From the traditional rugs ( Indian carpet ) made by tribal shepherds to the rugs made by power looms of carpet factories, rugs have travelled a long journey. Over the centuries, there have been new techniques to weave beautiful rugs. Rug making is time consuming and involves a number of stages. Let’s take on this fascinating journey of how carpets are produced to become such exquisite samples of dexterity, luxury and adornment.
The Weaving process
- From wool to yarn – Before the actual carpet weaving process takes place in the carpet factory, there is lot that goes in making the yarn. Raw wool has to be converted to yarn through machines where the wool is converted into individual strands which are further spun into yarn. Yarn further undergoes a spinning process through various other machines that make it strong enough. This follows by cleaning the yarn with detergent and later rinsing many times with clean water and finally the yarn is sun dried for a couple of days. After drying the yarn is rolled into balls that facilitate weaving and knotting. This is how raw wool is turned into refined yarn that can be used in weaving Indian carpets.
- Dyeing of the yarn – Giving appropriate color to the yarn is one of the most important and visually appealing property of the carpets. Dyes are produced with great caution to derive exact shades as required for the carpet design. Yarns are dipped in dyes which are heated to the boiling temperatures for certain definite amount of time. After the dyeing takes place, the dyed yarns are placed under mild sun for drying. Mostly yarns are pre-dyed before tufting of the carpets, only few times the yarns are post-dyed through the technique of printing, continuous dyeing or beck dyeing.
Carpet Weaving techniques through dyed yarn – weaving of the dyed yarn into indian carpet takes place in many ways
- Handloom – loom knotted
- Flat weave – hand woven
- Power Loomed
The Finishing Process
Once the yarn is woven into a rug, there are few steps in the final processing of the rugs.
- Trimming, washing and drying of the rug – soon after the weaving, the rug is taken off from the loom for its trimming. The surface of the rug is smoothen out by removing extra hanging fibers. Pointed sharp scissors are used for this levelling. This trimming brings out the clarity in the design of the rug. After trimming, the rug is washed with detergent and later with only with clean water to get rid of all the dirt and left over detergent. A wood plank with a sharp edge is used to force water through rug for better cleansing. Later the rug is left under sunlight for drying for about four-five days.
- Rug shaving, and levelling is again done after rug has completely dried. This enhances the design, colors and levels the rug along its length and breath. This happens o be the most delicate part of the ccarpet finishing process.
- Stretching of this rug – After the levelling, the rug is stretched from all the sides with help of a metal frame for a day or two to assure the exact size and shape of the rug.
- Protective measurements – The appearance of the carpet is locked and preserved with the use of flurochemicals that protects from discoloration and soiling.

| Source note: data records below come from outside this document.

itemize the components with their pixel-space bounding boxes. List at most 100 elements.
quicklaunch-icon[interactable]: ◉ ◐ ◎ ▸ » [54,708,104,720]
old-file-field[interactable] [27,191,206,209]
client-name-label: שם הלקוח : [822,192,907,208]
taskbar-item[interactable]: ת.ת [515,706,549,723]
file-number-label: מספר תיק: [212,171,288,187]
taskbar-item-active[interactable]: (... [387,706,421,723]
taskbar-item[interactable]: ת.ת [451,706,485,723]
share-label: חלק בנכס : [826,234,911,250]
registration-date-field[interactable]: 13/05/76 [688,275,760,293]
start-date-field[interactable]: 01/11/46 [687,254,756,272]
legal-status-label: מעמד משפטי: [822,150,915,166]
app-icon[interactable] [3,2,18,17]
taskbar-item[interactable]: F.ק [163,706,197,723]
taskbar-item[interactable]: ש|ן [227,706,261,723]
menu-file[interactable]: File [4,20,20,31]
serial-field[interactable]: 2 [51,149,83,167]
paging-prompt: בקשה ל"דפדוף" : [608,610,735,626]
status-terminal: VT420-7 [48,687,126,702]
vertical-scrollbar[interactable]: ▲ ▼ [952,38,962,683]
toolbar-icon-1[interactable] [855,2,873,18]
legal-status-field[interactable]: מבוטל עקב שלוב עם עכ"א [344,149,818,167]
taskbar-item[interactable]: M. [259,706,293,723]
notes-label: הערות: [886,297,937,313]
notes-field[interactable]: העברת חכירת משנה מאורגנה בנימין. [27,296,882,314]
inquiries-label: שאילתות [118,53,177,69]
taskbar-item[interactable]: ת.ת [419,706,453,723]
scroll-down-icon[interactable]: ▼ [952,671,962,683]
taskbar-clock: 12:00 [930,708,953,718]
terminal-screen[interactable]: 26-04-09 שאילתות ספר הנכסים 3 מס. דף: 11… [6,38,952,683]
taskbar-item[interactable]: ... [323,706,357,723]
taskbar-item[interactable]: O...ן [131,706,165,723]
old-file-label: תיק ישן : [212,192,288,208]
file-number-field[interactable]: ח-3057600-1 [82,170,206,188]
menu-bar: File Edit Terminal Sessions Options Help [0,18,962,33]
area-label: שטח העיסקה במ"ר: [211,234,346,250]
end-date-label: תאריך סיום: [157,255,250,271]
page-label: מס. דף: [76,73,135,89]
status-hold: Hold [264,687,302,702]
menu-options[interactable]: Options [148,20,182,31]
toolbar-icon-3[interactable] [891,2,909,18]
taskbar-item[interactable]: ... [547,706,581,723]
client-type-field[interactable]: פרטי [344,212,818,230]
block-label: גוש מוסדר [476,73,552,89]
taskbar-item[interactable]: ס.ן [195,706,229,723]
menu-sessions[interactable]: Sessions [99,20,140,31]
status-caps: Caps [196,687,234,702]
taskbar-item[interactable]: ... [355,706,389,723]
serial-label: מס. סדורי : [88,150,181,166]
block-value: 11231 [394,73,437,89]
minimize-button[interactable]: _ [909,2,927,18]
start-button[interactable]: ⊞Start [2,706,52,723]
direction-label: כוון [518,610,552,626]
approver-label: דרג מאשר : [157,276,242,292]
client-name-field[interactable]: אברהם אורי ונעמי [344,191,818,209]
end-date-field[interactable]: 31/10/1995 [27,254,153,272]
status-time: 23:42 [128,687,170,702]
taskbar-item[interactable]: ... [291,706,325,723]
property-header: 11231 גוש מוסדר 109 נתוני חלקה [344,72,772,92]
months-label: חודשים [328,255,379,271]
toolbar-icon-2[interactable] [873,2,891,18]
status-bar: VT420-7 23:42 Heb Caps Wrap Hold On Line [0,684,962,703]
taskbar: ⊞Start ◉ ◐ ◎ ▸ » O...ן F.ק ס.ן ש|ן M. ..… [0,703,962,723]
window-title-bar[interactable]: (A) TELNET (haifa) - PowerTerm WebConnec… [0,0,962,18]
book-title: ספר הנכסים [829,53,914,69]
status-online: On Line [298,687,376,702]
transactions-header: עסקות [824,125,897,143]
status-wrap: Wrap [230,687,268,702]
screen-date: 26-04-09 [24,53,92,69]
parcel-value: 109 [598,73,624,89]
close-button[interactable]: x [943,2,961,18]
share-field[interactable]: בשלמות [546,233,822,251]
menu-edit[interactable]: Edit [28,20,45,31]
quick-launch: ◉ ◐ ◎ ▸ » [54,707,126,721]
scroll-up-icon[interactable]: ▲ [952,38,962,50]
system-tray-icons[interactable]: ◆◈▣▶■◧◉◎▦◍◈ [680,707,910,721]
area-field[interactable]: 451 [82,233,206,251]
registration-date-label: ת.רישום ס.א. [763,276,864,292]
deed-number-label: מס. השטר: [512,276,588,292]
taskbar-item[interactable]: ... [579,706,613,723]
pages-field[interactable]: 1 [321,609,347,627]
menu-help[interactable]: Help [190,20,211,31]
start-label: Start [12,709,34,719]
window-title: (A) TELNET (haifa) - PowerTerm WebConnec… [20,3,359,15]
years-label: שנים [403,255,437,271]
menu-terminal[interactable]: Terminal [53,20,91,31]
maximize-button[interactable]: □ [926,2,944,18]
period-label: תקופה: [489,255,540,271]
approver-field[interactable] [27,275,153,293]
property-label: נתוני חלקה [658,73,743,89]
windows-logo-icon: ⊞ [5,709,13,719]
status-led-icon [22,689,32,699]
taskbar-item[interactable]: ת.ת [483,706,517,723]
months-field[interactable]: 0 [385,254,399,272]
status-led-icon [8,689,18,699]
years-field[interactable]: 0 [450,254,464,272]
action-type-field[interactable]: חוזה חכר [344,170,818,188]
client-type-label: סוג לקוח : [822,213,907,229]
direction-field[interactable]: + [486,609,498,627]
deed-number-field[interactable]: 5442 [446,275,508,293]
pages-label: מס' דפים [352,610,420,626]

These chemicals do not tamper the color or shine of the Indian carpets.
- Backing systems – A cushion may be attached to the rug (to which yarn is interweaved through tufting needles) to provide more stability to the structure. In some cases a bonding adhesive is applied to secure the rug for a longer time. Synthetic latex or vinyl is used to laminate the physical properties of the rug .There are also moisture locking backing systems that prevent moisture from seeping under the rug, in such cases a hard back is attached to the rug. All these backing systems maintains the durability and look of the rug for longer period of time and the care your carpet deserves.